Assuming no hydro and a low carbon requirement so that natgas is rarely used, one is left with NPPs which either ramp quickly or else adding thermbines to handle the most rapid ramping. This looks fairly efficient and more so than anything I know of that the wind farm operators could do by themselves. I'm looking for a technically feasible economic solution, not so much (yet) who has to pay for what portions; the latter can readily be done once the former is established.
Nathan Wilson --- I appreciate your lengthy post yesterday about molten salts but I'm unsure which temperature range to consider when adding a thermbine to a plain old LWR.
LancedDendrite... which temperature range to consider when adding a thermbine to a plain old LWR.
This document www.nrel.gov/csp/troughnet/pdfs/27925.pdf = Survey of Thermal Storage for Parabolic Trough Power Plants, from 2000 describes a few solutions in the LWR temp range: mineral oil alone (or with rock, iron, concrete, or phase change salts).
The only LWR data I have handy (from Westinghouse IRIS) shows feedwater at 224C and steam at 317C.
Mineral oil tops out at 300C, and is extremely flammable at this temp. The NREL reports said that in 1991 it was about the same cost as solar salt, but you'll need a tank 5x bigger due to the reduced volumetric heat capacity.
the NPP is claimed to have a thermal efficiency of at least 32.7% (I presume only obtainable at or near full power) and a maximum hot leg temperature of 321 degrees Celsius. Since the Rankine cycle is multistage reheat it isn't obvious what the cool leg temperature is, but in attempting to spec a thermbine I doubt it matters.
My thought for this spec is that the thermbine's turbine is separate from the main power conversion unit since it needs to be fast reacting, ramping in excess of 7%/minute. (CCGT operators who can ramp that fast still cannot keep up with perceived load changes when load is increasing in the morning and the wind is dying at the same time). Any further suggestions?
Post by Nathan Wilson on May 17, 2012 16:19:43 GMT 9.5
David, the Westinghouse document that you linked gives 227C for the feedwater temp (headed into the steam generators). I think that's the one to use as a starting point for Tcold, rather than the cold leg (headed into the reactor). Tcold for the thermal storage media has to be about 20C higher for heat to flow, so maybe 247C?
I looked back at the solar salt datasheet from Coastal Chemicals. They say that solar salt melts at 222C. NREL recommends 265C as the lowest working temp, I think based on viscosity.

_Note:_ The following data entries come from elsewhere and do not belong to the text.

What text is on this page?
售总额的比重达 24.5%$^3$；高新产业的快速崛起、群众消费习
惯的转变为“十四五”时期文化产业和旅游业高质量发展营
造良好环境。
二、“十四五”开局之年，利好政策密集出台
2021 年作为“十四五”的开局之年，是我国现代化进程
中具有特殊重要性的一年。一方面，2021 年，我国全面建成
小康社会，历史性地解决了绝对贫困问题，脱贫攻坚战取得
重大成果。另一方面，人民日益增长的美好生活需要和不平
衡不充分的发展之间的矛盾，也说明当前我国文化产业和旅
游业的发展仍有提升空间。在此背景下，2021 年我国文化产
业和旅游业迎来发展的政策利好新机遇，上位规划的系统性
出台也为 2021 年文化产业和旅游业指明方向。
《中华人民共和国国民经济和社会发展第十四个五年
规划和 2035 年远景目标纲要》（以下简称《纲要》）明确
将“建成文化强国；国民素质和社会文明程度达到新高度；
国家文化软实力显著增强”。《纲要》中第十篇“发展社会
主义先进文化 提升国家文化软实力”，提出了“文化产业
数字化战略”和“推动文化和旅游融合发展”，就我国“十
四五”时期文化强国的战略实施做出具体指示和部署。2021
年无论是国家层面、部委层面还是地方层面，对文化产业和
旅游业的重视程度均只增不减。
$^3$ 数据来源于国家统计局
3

The reactor outlet temp is 321C, so maybe the thermal store can have a Thot of 300C. That gives you only 35C of temperature change across your thermal media using solar salt, or 53C using oil.
So solar salt would need less volume than oil, but would cost much more than the storage system for trough type solar thermal plants. About $30/kWht * (385-290C)/(300-265C) = $81/kWht.
This narrow temp range really demands a phase change material. I don't know how you'd incorporate it into a workable system, but maybe it's possible.
A high temperature reactor is really much better for this. The salt can have a much higher temperature swing, plus the turbine is more efficient, so each unit of stored heat gives more stored electricity.